Science as we know it grew from pagan, occult, and biblical roots.
Christianity Today likes to emphasize the biblical sources. The story of creation, told in Genesis and elaborated in the New Testament, pictures a rational intelligence creating an orderly and predictable cosmos.
Without that predictability in the natural world, neither Newton nor Einstein would have been possible. There are times, however, when a careful reading of the natural world seems to conflict with our reading of Scripture....

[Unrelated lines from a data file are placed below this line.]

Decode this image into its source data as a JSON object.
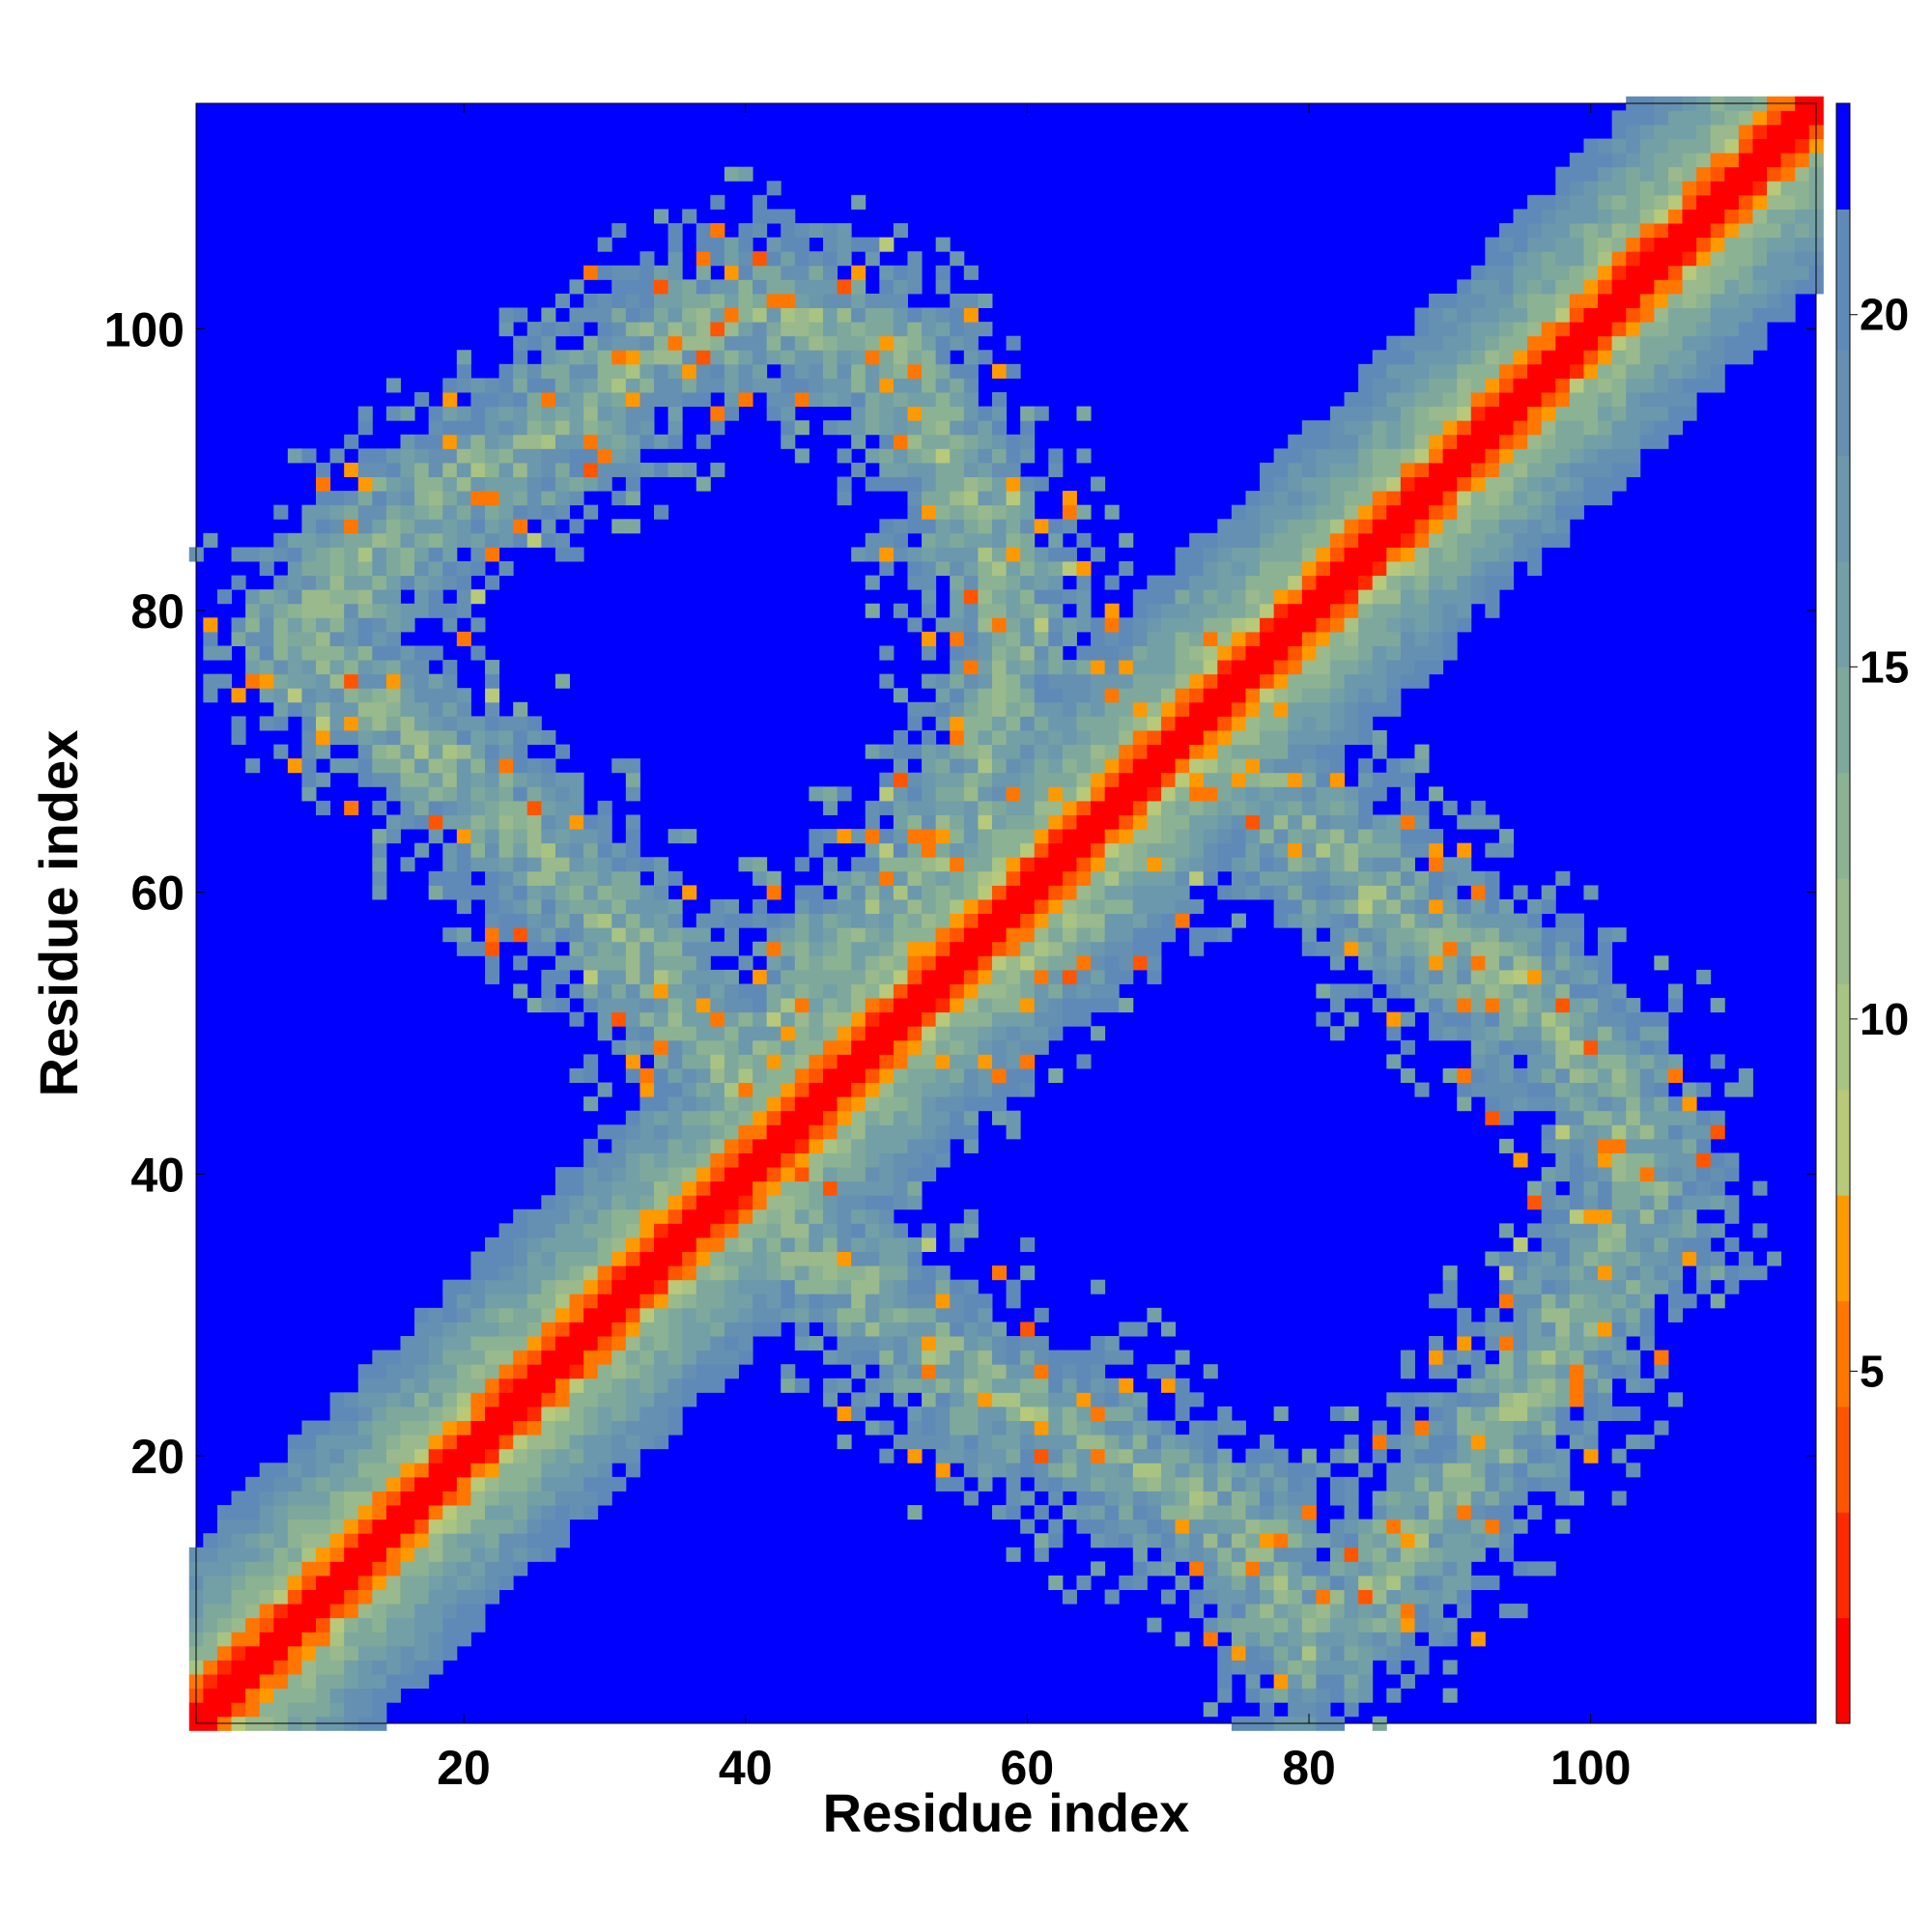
{
  "chart_data": {
    "type": "heatmap",
    "title": "",
    "xlabel": "Residue index",
    "ylabel": "Residue index",
    "x_range": [
      1,
      116
    ],
    "y_range": [
      1,
      116
    ],
    "n_residues": 116,
    "x_ticks": [
      20,
      40,
      60,
      80,
      100
    ],
    "y_ticks": [
      20,
      40,
      60,
      80,
      100
    ],
    "colorbar": {
      "range": [
        0,
        23
      ],
      "ticks": [
        5,
        10,
        15,
        20
      ],
      "levels": [
        {
          "from": 0,
          "to": 1.5,
          "color": "#ff0000"
        },
        {
          "from": 1.5,
          "to": 3,
          "color": "#ff2a00"
        },
        {
          "from": 3,
          "to": 4.5,
          "color": "#ff5500"
        },
        {
          "from": 4.5,
          "to": 6,
          "color": "#ff7700"
        },
        {
          "from": 6,
          "to": 7.5,
          "color": "#ff9900"
        },
        {
          "from": 7.5,
          "to": 9,
          "color": "#b8c97a"
        },
        {
          "from": 9,
          "to": 10.5,
          "color": "#a9c383"
        },
        {
          "from": 10.5,
          "to": 12,
          "color": "#9ab98c"
        },
        {
          "from": 12,
          "to": 13.5,
          "color": "#8cb294"
        },
        {
          "from": 13.5,
          "to": 15,
          "color": "#7fa89c"
        },
        {
          "from": 15,
          "to": 16.5,
          "color": "#73a0a6"
        },
        {
          "from": 16.5,
          "to": 18,
          "color": "#6b98ac"
        },
        {
          "from": 18,
          "to": 19.5,
          "color": "#6590b2"
        },
        {
          "from": 19.5,
          "to": 21.5,
          "color": "#5f8ab8"
        },
        {
          "from": 21.5,
          "to": 23,
          "color": "#0000ff"
        }
      ]
    },
    "background_color": "#0000ff",
    "regions": [
      {
        "name": "diagonal",
        "kind": "band",
        "x0": 1,
        "y0": 1,
        "x1": 116,
        "y1": 116,
        "half_width": 13
      },
      {
        "name": "upper-left-lobe",
        "kind": "ring",
        "points": [
          [
            8,
            78
          ],
          [
            15,
            86
          ],
          [
            25,
            92
          ],
          [
            33,
            98
          ],
          [
            42,
            102
          ],
          [
            50,
            98
          ],
          [
            55,
            90
          ],
          [
            59,
            80
          ],
          [
            58,
            70
          ],
          [
            53,
            62
          ],
          [
            46,
            55
          ],
          [
            40,
            46
          ],
          [
            33,
            55
          ],
          [
            26,
            62
          ],
          [
            20,
            68
          ],
          [
            14,
            73
          ]
        ]
      },
      {
        "name": "lower-right-lobe",
        "kind": "ring",
        "points": [
          [
            40,
            38
          ],
          [
            50,
            30
          ],
          [
            58,
            24
          ],
          [
            66,
            20
          ],
          [
            76,
            14
          ],
          [
            80,
            6
          ],
          [
            86,
            12
          ],
          [
            92,
            20
          ],
          [
            98,
            28
          ],
          [
            104,
            38
          ],
          [
            102,
            46
          ],
          [
            95,
            53
          ],
          [
            87,
            58
          ],
          [
            80,
            64
          ],
          [
            73,
            72
          ],
          [
            65,
            60
          ],
          [
            56,
            53
          ],
          [
            48,
            46
          ]
        ]
      }
    ]
  }
}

Very good point, Frank, and as far as Evolution is concerned according to DNA there was an Eve, just not the one in the Bible.
Richard N. Ostling wrote: Foundational confessions of faith from the Protestant Reformation assume a historical Adam, and official Roman Catholicism defined this teaching at the 1546 Council of Trent, in the 1950 encyclical Humani Generis of Pope Pius XII (who cautiously allowed leeway for humanity's bodily evolution), and in the 1992 Catechism of the Catholic Church. The broader public is intrigued, more so than by many other biblical topics; a 2005 Gallup Poll found that 40 percent of Americans think the various competing concepts of human origins matter "a great deal."
I agree, if the human race didn't begin with a literal Adam and a literal Eve, then we don't have a gospel. In fact unlike many in the day age, theistic evolution or the gap theory camps, I will say that without the literal Adam and Eve beginning the human race, we don't even have any God breathed scriptures. And no, I won't say that good men can disagree on this issue.